Our theories of regulation suffer as well. Long ago, we referred to public interest theory to describe what regulators sought to do when they opened and closed the regulatory windows. We then talked about capture — that happens when the window is open too long. Then came special interest theory that recognizes the competitive battles at play when multiple interest groups seek regulation to obtain well-packaged gains. And yes, there is bootleggers-and-Baptists theory that offers to explain how apparently opposing groups may struggle on the regulatory commons to obtain the same set of rules. But we must enrich our behavioral theories. We must focus on the process itself and how the regulatory process has affected the U.S. economy.

Final thoughts | Ours is an intertwined political economy where economic agents — public and private, always connected — interact on the commons. Cutting through the entanglement will be difficult. Each rule worth revising or repealing maintains wealth for members of the regulatory cartel.

While critically important, as EO 13563 makes clear, it is no longer enough to do benefit-cost analysis on a rule-by-rule basis in the belief that regulation is exogenous to the market process. In terms of improving the new rule, the following should be incorporated:

  • Agencies should be required to conduct potential cartel analysis for every major industry rule.

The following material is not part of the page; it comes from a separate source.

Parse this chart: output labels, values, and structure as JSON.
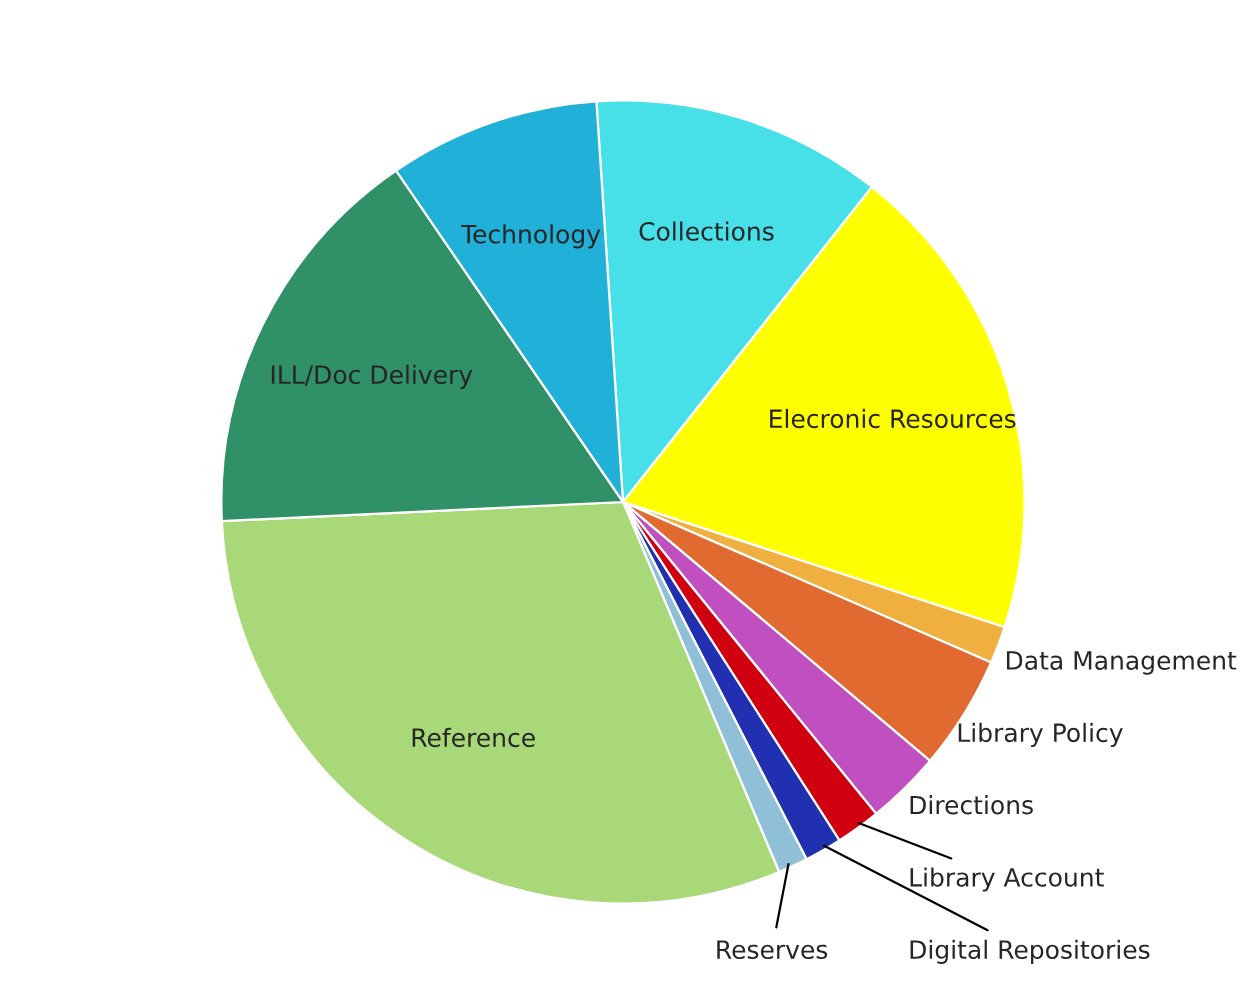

They should also identify industry winners and losers under proposed rules, account for the gains and losses that may result in a rule-induced regulatory cartel, and estimate deadweight losses imposed on consumers.
  • The Antitrust Division of the Department of Justice and the Federal Trade Commission should be required to review major rules in cooperation with the White House’s Office of Information and Regulatory Affairs, and should intervene as appropriate in regulatory proceedings that may have inefficient outcomes.
  • In conjunction with the required retrospective assessments and industry reviews, Congress should hold annual hearings to review those reports, with an eye toward improving the competitiveness of the U.S. economy and identifying the economic gains obtained through regulatory review by OIRA.

Going beyond executive orders and OIRA review, Congress should exercise its sovereign responsibility on behalf of the people. This requires it to close the circle of accountability so that all regulatory agencies — executive branch and independent — meet the same accountability standard. To accomplish this, Congress must pass legislation that requires the Congressional Budget Office to:

  • become a government-wide scorekeeper on regulatory burdens imposed by legislative mandates, and
  • assess pending legislation that includes regulatory mandates and recommend cost-effective alternatives.

Congress must then hold annual hearings on the state of regulation in the economy and how regulation is affecting competitiveness in the U.S. economy. On the basis of those hearings, Congress should take action to set constraints on the amount of regulatory cost that can be imposed annually on the U.S. economy.

Two and a half million pages of rules and 40 years later, it is time to enclose the regulatory commons and sharply revise the way we regulate.

Readings

  • “A Theory of Entangled Political Economy, with Application to TARP and NRA,” by Adam Smith, Richard E. Wagner, and Bruce Yandle. Public Choice, Vol. 148, Nos. 1–2 (2011).
  • “Bootleggers and Baptists: The Education of a Regulatory Economist,” by Bruce Yandle. Regulation, Vol. 22 (1983).
  • Public Choice and Regulation: A View from Inside the Federal Trade Commission, edited by James C. Miller III, Robert Mackay, and Bruce Yandle. Hoover Institution Press, 1987.
  • Regulating Business by Independent Commissions, by Marver H. Bernstein. Princeton University Press, 1955.
  • Regulation by Litigation, by Andrew P. Morriss, Bruce Yandle, and Andrew Dorchak. Yale University Press, 2009.
  • “Regulatory Process Reform,” by Murray Weidenbaum. Regulation, Vol. 20 (1997).
  • “The Theory of Economic Regulation,” by George J. Stigler. Bell Journal of Economics and Management Science, Vol. 3 (1971).